MileHi... no plans for anything nano-tank-related, other than the nano 25 external, which won't be ready until later in the year. And built-in-tank scrubbers are way too big of a project for me. But they are easy for you to do to just one tank. It will eventually pull the algae from your display and put it onto your scrubber screen.

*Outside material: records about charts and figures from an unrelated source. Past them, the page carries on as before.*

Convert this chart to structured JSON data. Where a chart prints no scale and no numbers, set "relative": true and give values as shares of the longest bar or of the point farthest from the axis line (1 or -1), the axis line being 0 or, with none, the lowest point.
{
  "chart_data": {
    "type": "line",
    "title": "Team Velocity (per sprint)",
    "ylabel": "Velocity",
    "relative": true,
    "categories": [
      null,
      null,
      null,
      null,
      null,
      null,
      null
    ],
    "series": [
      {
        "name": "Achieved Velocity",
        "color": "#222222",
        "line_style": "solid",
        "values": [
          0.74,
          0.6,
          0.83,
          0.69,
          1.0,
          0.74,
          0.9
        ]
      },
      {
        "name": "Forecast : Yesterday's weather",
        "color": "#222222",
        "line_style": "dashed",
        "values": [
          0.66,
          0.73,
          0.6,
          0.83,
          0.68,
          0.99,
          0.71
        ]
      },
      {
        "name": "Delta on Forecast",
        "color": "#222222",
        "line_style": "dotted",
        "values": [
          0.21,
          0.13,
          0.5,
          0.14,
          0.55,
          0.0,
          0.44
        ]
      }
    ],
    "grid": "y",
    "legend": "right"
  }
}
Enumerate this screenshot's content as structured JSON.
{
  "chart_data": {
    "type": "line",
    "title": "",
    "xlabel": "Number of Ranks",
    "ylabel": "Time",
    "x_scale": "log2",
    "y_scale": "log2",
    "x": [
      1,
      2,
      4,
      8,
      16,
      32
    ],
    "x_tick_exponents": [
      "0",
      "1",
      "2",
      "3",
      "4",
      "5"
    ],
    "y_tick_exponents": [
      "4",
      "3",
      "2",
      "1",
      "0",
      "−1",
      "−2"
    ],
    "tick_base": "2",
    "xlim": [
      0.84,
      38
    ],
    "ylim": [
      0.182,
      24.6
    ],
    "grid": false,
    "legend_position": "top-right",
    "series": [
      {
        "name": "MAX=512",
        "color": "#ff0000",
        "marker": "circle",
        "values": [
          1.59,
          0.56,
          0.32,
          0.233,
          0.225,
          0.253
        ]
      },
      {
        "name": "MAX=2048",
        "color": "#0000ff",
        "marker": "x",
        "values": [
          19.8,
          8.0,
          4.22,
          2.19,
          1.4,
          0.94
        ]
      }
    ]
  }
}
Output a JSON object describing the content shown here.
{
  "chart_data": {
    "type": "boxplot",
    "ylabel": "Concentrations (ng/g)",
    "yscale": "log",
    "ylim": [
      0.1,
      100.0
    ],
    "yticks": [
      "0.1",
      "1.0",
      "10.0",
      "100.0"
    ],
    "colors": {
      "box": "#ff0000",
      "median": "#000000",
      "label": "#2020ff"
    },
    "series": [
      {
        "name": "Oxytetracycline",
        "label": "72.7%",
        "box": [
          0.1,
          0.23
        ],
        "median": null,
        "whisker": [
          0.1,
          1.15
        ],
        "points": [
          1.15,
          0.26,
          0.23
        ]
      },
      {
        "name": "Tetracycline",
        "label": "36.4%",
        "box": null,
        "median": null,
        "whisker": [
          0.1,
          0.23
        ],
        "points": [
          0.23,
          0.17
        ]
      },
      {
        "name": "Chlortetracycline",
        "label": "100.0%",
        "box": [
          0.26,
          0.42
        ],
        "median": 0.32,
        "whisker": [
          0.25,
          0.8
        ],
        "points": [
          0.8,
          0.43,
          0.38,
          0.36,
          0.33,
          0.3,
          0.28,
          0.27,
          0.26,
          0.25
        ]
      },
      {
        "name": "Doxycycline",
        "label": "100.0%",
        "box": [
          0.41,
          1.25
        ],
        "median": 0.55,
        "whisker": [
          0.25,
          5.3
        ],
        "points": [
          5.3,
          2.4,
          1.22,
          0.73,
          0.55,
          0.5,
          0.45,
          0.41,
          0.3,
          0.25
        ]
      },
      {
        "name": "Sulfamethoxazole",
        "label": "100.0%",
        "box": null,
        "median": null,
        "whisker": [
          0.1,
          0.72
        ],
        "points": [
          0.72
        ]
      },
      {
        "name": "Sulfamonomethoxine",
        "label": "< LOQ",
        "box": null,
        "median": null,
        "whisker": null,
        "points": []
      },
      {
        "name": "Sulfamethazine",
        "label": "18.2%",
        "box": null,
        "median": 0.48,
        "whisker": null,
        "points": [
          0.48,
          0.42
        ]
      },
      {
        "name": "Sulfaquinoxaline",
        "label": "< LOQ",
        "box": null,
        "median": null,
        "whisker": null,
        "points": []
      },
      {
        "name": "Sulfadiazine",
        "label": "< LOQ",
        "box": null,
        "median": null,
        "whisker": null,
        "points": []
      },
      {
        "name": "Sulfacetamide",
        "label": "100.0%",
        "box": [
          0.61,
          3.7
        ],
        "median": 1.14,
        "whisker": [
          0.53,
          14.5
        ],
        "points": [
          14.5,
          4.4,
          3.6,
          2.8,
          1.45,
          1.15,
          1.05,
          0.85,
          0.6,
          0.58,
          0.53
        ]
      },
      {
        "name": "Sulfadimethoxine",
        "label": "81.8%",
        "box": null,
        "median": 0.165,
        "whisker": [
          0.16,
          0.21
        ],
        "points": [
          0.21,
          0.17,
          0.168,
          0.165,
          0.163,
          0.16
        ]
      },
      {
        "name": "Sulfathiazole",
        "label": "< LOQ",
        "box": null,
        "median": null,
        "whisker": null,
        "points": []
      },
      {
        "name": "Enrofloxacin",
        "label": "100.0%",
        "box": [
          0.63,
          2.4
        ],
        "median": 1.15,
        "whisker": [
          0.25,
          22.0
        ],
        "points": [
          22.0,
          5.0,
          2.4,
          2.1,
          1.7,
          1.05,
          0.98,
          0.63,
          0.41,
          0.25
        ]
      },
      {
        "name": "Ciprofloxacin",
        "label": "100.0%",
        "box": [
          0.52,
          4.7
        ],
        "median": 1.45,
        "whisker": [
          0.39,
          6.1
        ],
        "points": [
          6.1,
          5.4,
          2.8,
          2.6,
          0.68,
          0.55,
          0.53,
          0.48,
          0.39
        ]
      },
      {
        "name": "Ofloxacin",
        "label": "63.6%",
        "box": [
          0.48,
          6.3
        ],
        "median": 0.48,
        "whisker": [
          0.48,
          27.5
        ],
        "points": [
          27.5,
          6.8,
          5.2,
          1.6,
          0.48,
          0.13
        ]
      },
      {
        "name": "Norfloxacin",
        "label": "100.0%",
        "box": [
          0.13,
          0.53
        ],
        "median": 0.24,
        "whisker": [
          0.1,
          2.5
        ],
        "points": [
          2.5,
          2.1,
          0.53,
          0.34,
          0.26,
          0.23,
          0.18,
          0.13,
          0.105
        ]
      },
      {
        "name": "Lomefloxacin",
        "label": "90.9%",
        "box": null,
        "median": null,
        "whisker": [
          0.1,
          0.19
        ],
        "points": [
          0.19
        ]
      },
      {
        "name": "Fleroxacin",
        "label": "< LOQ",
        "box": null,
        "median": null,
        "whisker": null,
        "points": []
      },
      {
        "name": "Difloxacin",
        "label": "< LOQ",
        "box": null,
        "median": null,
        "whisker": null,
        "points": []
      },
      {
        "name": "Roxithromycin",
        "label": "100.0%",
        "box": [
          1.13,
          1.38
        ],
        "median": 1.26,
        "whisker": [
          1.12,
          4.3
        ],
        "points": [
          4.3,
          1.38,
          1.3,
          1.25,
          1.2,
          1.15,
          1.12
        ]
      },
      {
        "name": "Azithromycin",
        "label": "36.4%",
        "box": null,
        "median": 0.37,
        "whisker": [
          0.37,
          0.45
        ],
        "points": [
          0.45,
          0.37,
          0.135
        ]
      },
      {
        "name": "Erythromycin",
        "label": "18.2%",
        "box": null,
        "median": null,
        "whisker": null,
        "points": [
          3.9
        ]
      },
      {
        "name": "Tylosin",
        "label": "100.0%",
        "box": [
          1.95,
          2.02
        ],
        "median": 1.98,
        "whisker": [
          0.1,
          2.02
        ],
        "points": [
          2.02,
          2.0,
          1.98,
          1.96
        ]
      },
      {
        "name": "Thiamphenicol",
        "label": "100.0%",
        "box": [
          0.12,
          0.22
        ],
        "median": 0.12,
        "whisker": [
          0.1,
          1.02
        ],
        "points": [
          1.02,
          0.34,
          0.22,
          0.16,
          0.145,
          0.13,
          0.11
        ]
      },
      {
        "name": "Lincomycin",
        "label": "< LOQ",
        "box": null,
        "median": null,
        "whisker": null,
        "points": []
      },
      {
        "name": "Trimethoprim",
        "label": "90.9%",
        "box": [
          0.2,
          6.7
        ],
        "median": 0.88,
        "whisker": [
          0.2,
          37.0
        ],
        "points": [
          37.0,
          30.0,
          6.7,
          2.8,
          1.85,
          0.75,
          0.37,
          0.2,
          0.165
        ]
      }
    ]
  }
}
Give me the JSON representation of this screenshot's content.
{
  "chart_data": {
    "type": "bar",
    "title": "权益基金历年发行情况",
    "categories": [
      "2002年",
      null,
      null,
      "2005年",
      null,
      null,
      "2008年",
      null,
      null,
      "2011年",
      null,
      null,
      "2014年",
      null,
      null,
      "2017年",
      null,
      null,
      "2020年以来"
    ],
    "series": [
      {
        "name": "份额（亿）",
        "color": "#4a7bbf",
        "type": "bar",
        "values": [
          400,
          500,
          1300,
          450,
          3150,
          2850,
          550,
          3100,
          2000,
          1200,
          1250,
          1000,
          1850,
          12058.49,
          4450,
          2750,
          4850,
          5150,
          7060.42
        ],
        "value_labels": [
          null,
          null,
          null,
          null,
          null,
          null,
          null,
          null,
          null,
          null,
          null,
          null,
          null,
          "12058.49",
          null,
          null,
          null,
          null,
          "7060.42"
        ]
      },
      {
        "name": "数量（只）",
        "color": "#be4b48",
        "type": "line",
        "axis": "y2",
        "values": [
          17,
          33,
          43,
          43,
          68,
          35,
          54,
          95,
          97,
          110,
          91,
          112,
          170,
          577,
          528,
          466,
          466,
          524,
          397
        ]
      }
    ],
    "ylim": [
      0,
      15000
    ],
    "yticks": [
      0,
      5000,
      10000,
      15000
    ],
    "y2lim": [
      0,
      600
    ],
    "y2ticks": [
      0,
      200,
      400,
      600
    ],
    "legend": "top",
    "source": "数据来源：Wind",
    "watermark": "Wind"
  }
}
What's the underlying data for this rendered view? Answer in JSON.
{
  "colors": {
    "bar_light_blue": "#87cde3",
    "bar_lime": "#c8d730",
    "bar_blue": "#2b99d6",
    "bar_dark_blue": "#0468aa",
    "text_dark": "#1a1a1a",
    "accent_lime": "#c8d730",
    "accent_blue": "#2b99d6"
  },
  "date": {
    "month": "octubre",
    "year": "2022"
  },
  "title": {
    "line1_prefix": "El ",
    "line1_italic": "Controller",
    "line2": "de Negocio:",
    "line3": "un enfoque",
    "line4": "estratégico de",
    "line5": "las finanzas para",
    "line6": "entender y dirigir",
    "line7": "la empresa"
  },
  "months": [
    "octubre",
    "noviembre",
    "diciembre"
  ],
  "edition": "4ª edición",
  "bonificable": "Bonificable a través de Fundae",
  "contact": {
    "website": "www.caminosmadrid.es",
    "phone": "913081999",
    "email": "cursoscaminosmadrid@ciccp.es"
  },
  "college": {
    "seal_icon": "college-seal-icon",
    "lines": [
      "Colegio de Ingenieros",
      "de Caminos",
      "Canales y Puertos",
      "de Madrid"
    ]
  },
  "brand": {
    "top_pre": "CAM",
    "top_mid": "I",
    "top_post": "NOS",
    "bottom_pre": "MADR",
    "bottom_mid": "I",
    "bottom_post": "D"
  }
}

Nigiri: Scrubbers cannot crash, at all, much less overnight. They either grow a lot, or a little, but once they are growing they do not stop. The folks who post on forums and say that scrubbers "crash" have never run a scrubber, or they are involved with the marketing of skimmers and thus are lying. Thousands of scrubbers have been built and run in the various scrubber threads on different sites since August 2008, and not one has ever "crashed". After all, how can algae "crash" if there are always nutrients to eat.

As for cycling, the rock either came with its own bacteria, or it developed its own bacteria, regardless of a scrubber.
 

Eric

Google Warrior
PREMIUM
Re: Mega-Powerful Nitrate and Phosphate Remover Replaces Skimmer, Refugium, Everythin

Nigiri IMHO I think your line of thinking is correct, the posts I have read of people talking about a "Crash" is normally due to burning the algae, power failure, basically loss of algae due to a malfunction of some sort. I have never read anything about a algae just dying off a screen all of the sudden but a malfunction of any type that causes a complete loss is crash.

If Ats is your only filtration and you do loose all your algae to a malfunction "Crash" it could/would up your bio load to a point the bacteria couldn't keep up and potentially kill your tank mates.

The reasons above are why I would never rely solely on one method of filtration, you wouldn't run an ATO with just one float switch so why would you run your whole tank on one filtration method, **** happens a backup and a backup plan is your best defenses to avoid serious issues. Just cause you can don't mean you should.

I'm not a skimmer rep or salesman just a fellow hobbyist.